One thing that I’ve learned since school started a few weeks ago is that prepositions are really complicated. Not so much for native speakers (or at least not all native speakers), but for ESL students, the rules are extremely intrinsic. When to use on or in, at or on, for or of… there’s no rhyme or reason. It doesn’t really make sense except to say “It’s how I was taught and that’s the way it is…” I was able to observe and/or overhear a few ESL sessions and it was really eye-opening to see how they understood the concepts presented them, especially with relation to prepositions. It made me want to learn a better way to explain it to them, but I found that there is not an easy way to do that. On this same note, I had to cringe a little when I realized that many of the ESL students hear phrases and repeat them. This is a problem, either because they are repeating incorrectly or they are hearing incorrectly. Perhaps, the speakers are just using improper and/or incorrect phrases. For example, one I recently heard was “He put it on a pedalstool.” I can’t imagine a native English speaker saying this, but pedestal might sound like pedalstool to an untrained ear.

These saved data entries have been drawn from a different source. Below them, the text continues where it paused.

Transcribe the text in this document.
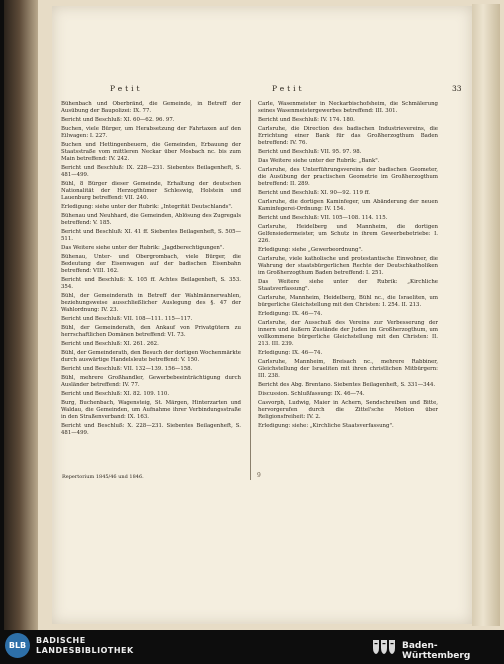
Petit	Petit	33
Bühenbach und Oberbränd, die Gemeinde, in Betreff der Ausübung der Baupolizei: IX. 77.
Bericht und Beschluß: XI. 60—62. 96. 97.
Buchen, viele Bürger, um Herabsetzung der Fahrtaxen auf den Eilwagen: I. 227.
Buchen und Hettingenbeuern, die Gemeinden, Erbauung der Staatsstraße vom mittleren Neckar über Mosbach nc. bis zum Main betreffend: IV. 242.
Bericht und Beschluß: IX. 228—231. Siebentes Beilagenheft, S. 481—499.
Bühl, 8 Bürger dieser Gemeinde, Erhaltung der deutschen Nationalität der Herzogthümer Schleswig, Holstein und Lauenburg betreffend: VII. 240.
Erledigung: siehe unter der Rubrik: „Integrität Deutschlands".
Bühenau und Neuhhard, die Gemeinden, Ablösung des Zugregals betreffend: V. 185.
Bericht und Beschluß: XI. 41 ff. Siebentes Beilagenheft, S. 505—511.
Das Weitere siehe unter der Rubrik: „Jagdberechtigungen".
Bühenau, Unter- und Obergrombach, viele Bürger, die Bedeutung der Eisenwagen auf der badischen Eisenbahn betreffend: VIII. 162.
Bericht und Beschluß: X. 105 ff. Achtes Beilagenheft, S. 353. 354.
Bühl, der Gemeinderath in Betreff der Wahlmännerwahlen, beziehungsweise ausschließlicher Auslegung des §. 47 der Wahlordnung: IV. 23.
Bericht und Beschluß: VII. 108—111. 115—117.
Bühl, der Gemeinderath, den Ankauf von Privatgütern zu herrschaftlichen Domänen betreffend: VI. 73.
Bericht und Beschluß: XI. 261. 262.
Bühl, der Gemeinderath, den Besuch der dortigen Wochenmärkte durch auswärtige Handelsleute betreffend: V. 150.
Bericht und Beschluß: VII. 132—139. 156—158.
Bühl, mehrere Großhandler, Gewerbebeeinträchtigung durch Ausländer betreffend: IV. 77.
Bericht und Beschluß: XI. 82. 109. 110.
Burg, Buchenbach, Wagensteig, St. Märgen, Hinterzarten und Waldau, die Gemeinden, um Aufnahme ihrer Verbindungsstraße in den Straßenverband: IX. 163.
Bericht und Beschluß: X. 228—231. Siebentes Beilagenheft, S. 481—499.
Carle, Wasenmeister in Neckarbischofsheim, die Schmälerung seines Wasenmeistergewerbes betreffend: III. 301.
Bericht und Beschluß: IV. 174. 180.
Carlsruhe, die Direction des badischen Industrievereins, die Errichtung einer Bank für das Großherzogthum Baden betreffend: IV. 76.
Bericht und Beschluß: VII. 95. 97. 98.
Das Weitere siehe unter der Rubrik: „Bank".
Carlsruhe, des Unterführungsvereins der badischen Geometer, die Ausübung der practischen Geometrie im Großherzogthum betreffend: II. 289.
Bericht und Beschluß: XI. 90—92. 119 ff.
Carlsruhe, die dortigen Kaminfeger, um Abänderung der neuen Kaminfegerei-Ordnung: IV. 154.
Bericht und Beschluß: VII. 105—108. 114. 115.
Carlsruhe, Heidelberg und Mannheim, die dortigen Gelfensiedermeister, um Schutz in ihrem Gewerbebetriebe: I. 226.
Erledigung: siehe „Gewerbeordnung".
Carlsruhe, viele katholische und protestantische Einwohner, die Wahrung der staatsbürgerlichen Rechte der Deutschkatholiken im Großherzogthum Baden betreffend: I. 251.
Das Weitere siehe unter der Rubrik: „Kirchliche Staatsverfassung".
Carlsruhe, Mannheim, Heidelberg, Bühl nc., die Israeliten, um bürgerliche Gleichstellung mit den Christen: I. 254. II. 213.
Erledigung: IX. 46—74.
Carlsruhe, der Ausschuß des Vereins zur Verbesserung der innern und äußern Zustände der Juden im Großherzogthum, um vollkommene bürgerliche Gleichstellung mit den Christen: II. 213. III. 239.
Erledigung: IX. 46—74.
Carlsruhe, Mannheim, Breisach nc., mehrere Rabbiner, Gleichstellung der Israeliten mit ihren christlichen Mitbürgern: III. 238.
Bericht des Abg. Brentano. Siebentes Beilagenheft, S. 331—344.
Discussion. Schlußfassung: IX. 46—74.
Casvorph, Ludwig, Maier in Achern, Sendschreiben und Bitte, hervorgerufen durch die Zittel'sche Motion über Religionsfreiheit: IV. 2.
Erledigung: siehe: „Kirchliche Staatsverfassung".
Repertorium 1845/46 und 1846.	9
BLB
BADISCHE
LANDESBIBLIOTHEK	Baden-Württemberg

Another thing I’ve learned recently is that a lot of students don’t understand the difference between a pronoun and a proper noun, at least by definition. I believe they use them right, but when asked to describe a pronoun, they tend to tell me about proper nouns. This was augmented by the pre/post tests for the DELC workshops. Many people miss the pronoun question, circling instead a proper noun. It was interesting to learn how many students, while capable of speaking correctly, don’t understand the terms and concepts of basic grammar.

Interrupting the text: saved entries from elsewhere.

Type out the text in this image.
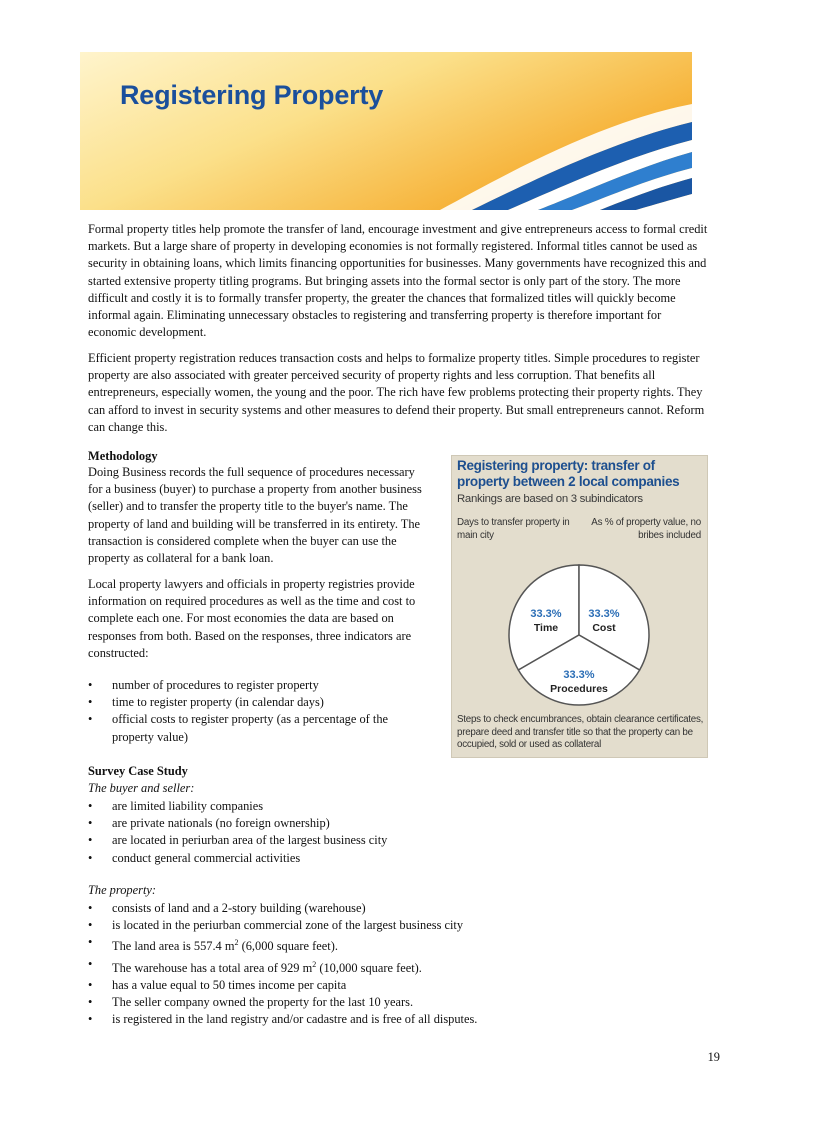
Registering Property

Formal property titles help promote the transfer of land, encourage investment and give entrepreneurs access to formal credit markets. But a large share of property in developing economies is not formally registered. Informal titles cannot be used as security in obtaining loans, which limits financing opportunities for businesses. Many governments have recognized this and started extensive property titling programs. But bringing assets into the formal sector is only part of the story. The more difficult and costly it is to formally transfer property, the greater the chances that formalized titles will quickly become informal again. Eliminating unnecessary obstacles to registering and transferring property is therefore important for economic development.

Efficient property registration reduces transaction costs and helps to formalize property titles. Simple procedures to register property are also associated with greater perceived security of property rights and less corruption. That benefits all entrepreneurs, especially women, the young and the poor. The rich have few problems protecting their property rights. They can afford to invest in security systems and other measures to defend their property. But small entrepreneurs cannot. Reform can change this.

Methodology

Doing Business records the full sequence of procedures necessary for a business (buyer) to purchase a property from another business (seller) and to transfer the property title to the buyer's name. The property of land and building will be transferred in its entirety. The transaction is considered complete when the buyer can use the property as collateral for a bank loan.

Local property lawyers and officials in property registries provide information on required procedures as well as the time and cost to complete each one. For most economies the data are based on responses from both. Based on the responses, three indicators are constructed:

• number of procedures to register property
• time to register property (in calendar days)
• official costs to register property (as a percentage of the property value)
Registering property: transfer of property between 2 local companies
Rankings are based on 3 subindicators
Days to transfer property in main city
As % of property value, no bribes included
33.3%
Time
33.3%
Cost
33.3%
Procedures
Steps to check encumbrances, obtain clearance certificates, prepare deed and transfer title so that the property can be occupied, sold or used as collateral

Survey Case Study

The buyer and seller:

• are limited liability companies
• are private nationals (no foreign ownership)
• are located in periurban area of the largest business city
• conduct general commercial activities

The property:

• consists of land and a 2-story building (warehouse)
• is located in the periurban commercial zone of the largest business city
• The land area is 557.4 $m^2$ (6,000 square feet).
• The warehouse has a total area of 929 $m^2$ (10,000 square feet).
• has a value equal to 50 times income per capita
• The seller company owned the property for the last 10 years.
• is registered in the land registry and/or cadastre and is free of all disputes.
19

While reading through the The Least You Should Know About English textbook, I found a couple of proofreading exercises. At first, I seemed to find the errors quickly, but there was always one or two that I couldn’t find. Eventually, I would find them and was able to feel satisfied in my abilities. However, this made me realize that I was only able to locate the last one because I knew how many errors were in the paper. One of these exercises had used “who’s” instead of “whose.” While I know the difference, I merely didn’t see that one until I had read it a quite a few times. It made me realize that I while I study and practice these concepts so that I may know them, they aren’t always obvious and may try to sneak by me. So I guess one thing I know now that I didn’t know then is that I need to be extra-vigilant against things like that, especially when those kinds of errors are what the student is most concerned about.

Monday, September 05, 2011


Now that we're a few weeks in, what have you learned that you didn't know before?